According to a White House statement, the new tariffs apply to patented drugs produced in countries that lack a trade agreement with the United States and for which the relevant companies have not signed a “most-favored-nation price agreement” with the government. For major economies that have already reached agreements with the White House, such as the European Union, South Korea, Japan, Switzerland, and Liechtenstein, the tariff ceiling on imported drugs will be set at 15%. The United Kingdom, having secured a separate agreement on Thursday committing to double the government’s share of GDP spent on new drugs over the next decade, will face lower tariffs on its drug imports.
The effective dates of the tariffs vary by company size: tariffs on products from large companies will take effect within 120 days, while those on products from smaller manufacturers will not be imposed until after 180 days. If a company commits to partial production in the United States, its import tariff rate will be 20%; if it reaches a most-favored-nation agreement, the rate drops to zero. This exemption policy will remain in effect until January 20, 2029.
Most of the world’s top drugmakers, including Eli Lilly, have avoided punitive measures by reaching agreements with the government.
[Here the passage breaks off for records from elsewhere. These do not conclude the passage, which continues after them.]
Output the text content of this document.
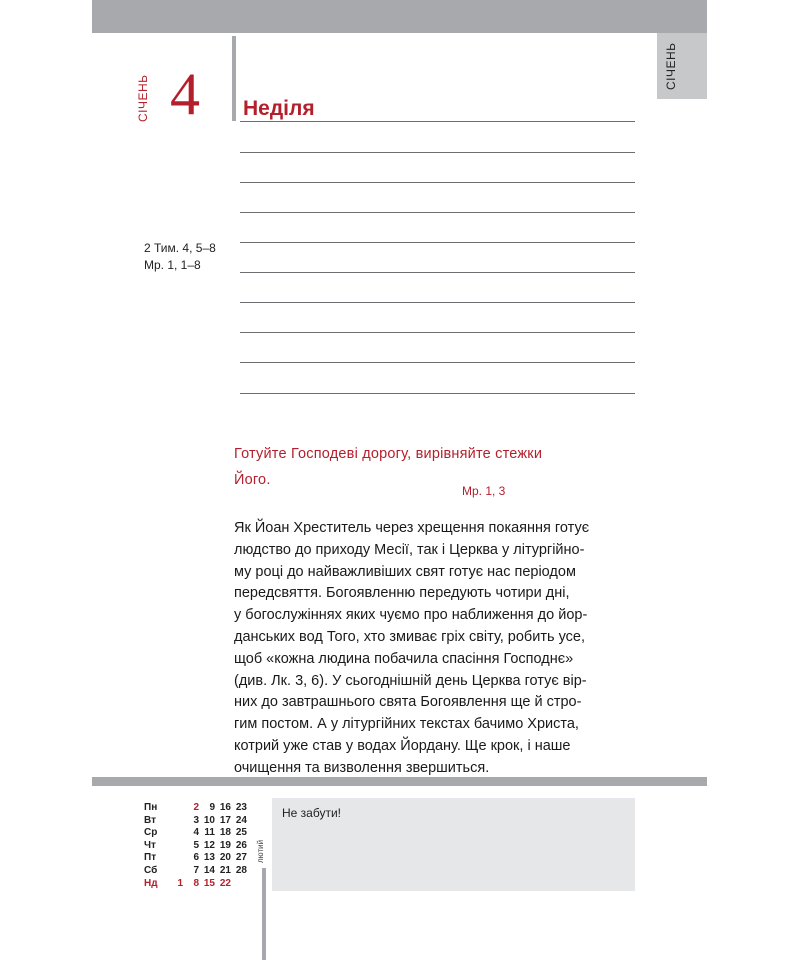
СІЧЕНЬ
СІЧЕНЬ 4 Неділя
2 Тим. 4, 5–8
Мр. 1, 1–8
Готуйте Господеві дорогу, вирівняйте стежки Його.
Мр. 1, 3
Як Йоан Хреститель через хрещення покаяння готує
людство до приходу Месії, так і Церква у літургійно-
му році до найважливіших свят готує нас періодом
передсвяття. Богоявленню передують чотири дні,
у богослужіннях яких чуємо про наближення до йор-
данських вод Того, хто змиває гріх світу, робить усе,
щоб «кожна людина побачила спасіння Господнє»
(див. Лк. 3, 6). У сьогоднішній день Церква готує вір-
них до завтрашнього свята Богоявлення ще й стро-
гим постом. А у літургійних текстах бачимо Христа,
котрий уже став у водах Йордану. Ще крок, і наше
очищення та визволення звершиться.
Пн		2	9	16	23
Вт		3	10	17	24
Ср		4	11	18	25
Чт		5	12	19	26
Пт		6	13	20	27
Сб		7	14	21	28
Нд	1	8	15	22	
лютий
Не забути!
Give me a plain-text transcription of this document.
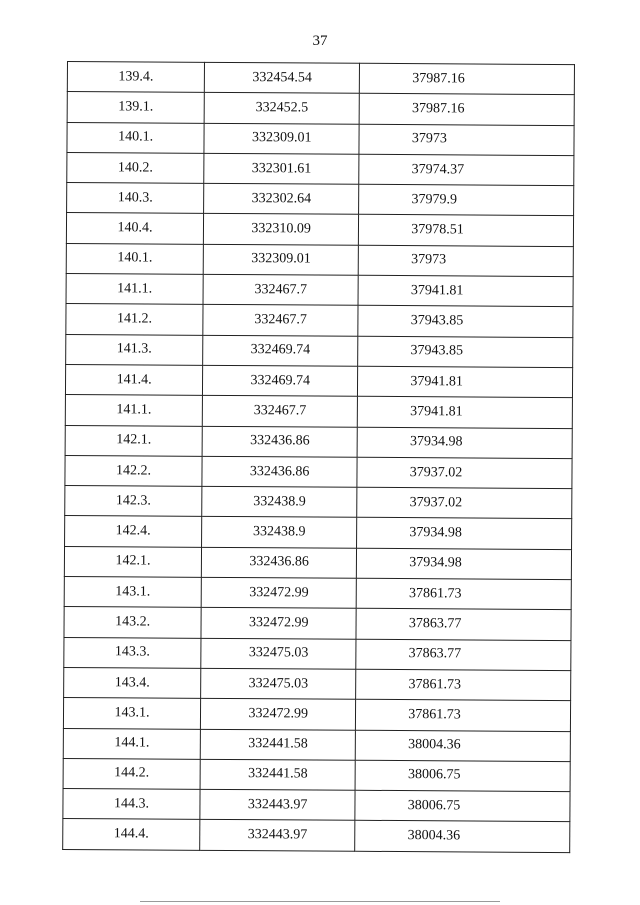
37
139.4.	332454.54	37987.16
139.1.	332452.5	37987.16
140.1.	332309.01	37973
140.2.	332301.61	37974.37
140.3.	332302.64	37979.9
140.4.	332310.09	37978.51
140.1.	332309.01	37973
141.1.	332467.7	37941.81
141.2.	332467.7	37943.85
141.3.	332469.74	37943.85
141.4.	332469.74	37941.81
141.1.	332467.7	37941.81
142.1.	332436.86	37934.98
142.2.	332436.86	37937.02
142.3.	332438.9	37937.02
142.4.	332438.9	37934.98
142.1.	332436.86	37934.98
143.1.	332472.99	37861.73
143.2.	332472.99	37863.77
143.3.	332475.03	37863.77
143.4.	332475.03	37861.73
143.1.	332472.99	37861.73
144.1.	332441.58	38004.36
144.2.	332441.58	38006.75
144.3.	332443.97	38006.75
144.4.	332443.97	38004.36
This means the new tariffs will primarily impact smaller pharmaceutical companies and manufacturers of active pharmaceutical ingredients. Veda Partners analyst Spencer Perlman estimates that of the total $274 billion in pharmaceutical imports in 2025, only about $12 billion worth of goods will be subject to the full 100% tariff. Generic drugs are not affected by the new tariffs, and specialty pharmaceutical products (such as drugs for rare diseases or animal health products) will also be exempt if they come from countries with trade agreements or are needed to meet urgent public health needs.
Industry groups have voiced strong criticism. John Crowley, CEO of the biotechnology industry lobbying group BIO, said that imposing any tariffs on U.S. drugs would drive up costs, hinder domestic manufacturing, and delay the development of new therapies. He added that the tariffs would create financial risks for smaller biotech companies, which often lack the capital to build dedicated manufacturing facilities. Stephen Ubl, president of the Pharmaceutical Research and Manufacturers of America (PhRMA), warned that the tariffs would increase costs and could jeopardize billions of dollars in U.S. investments announced last year.
White House officials stated that GlaxoSmithKline (GSK) could see its tariff rate reduced to zero if it finalizes a domestic manufacturing agreement with the U.S. government. It remains unclear when and to what extent U.S. patients will feel the impact of the tariffs. Americans already pay the highest drug prices in the world, and drug pricing involves complex negotiations among insurers, pharmacy benefit managers, and manufacturers, making it difficult to immediately pass on increased costs. However, consumers may ultimately face higher prices through increased deductibles or higher insurance premiums.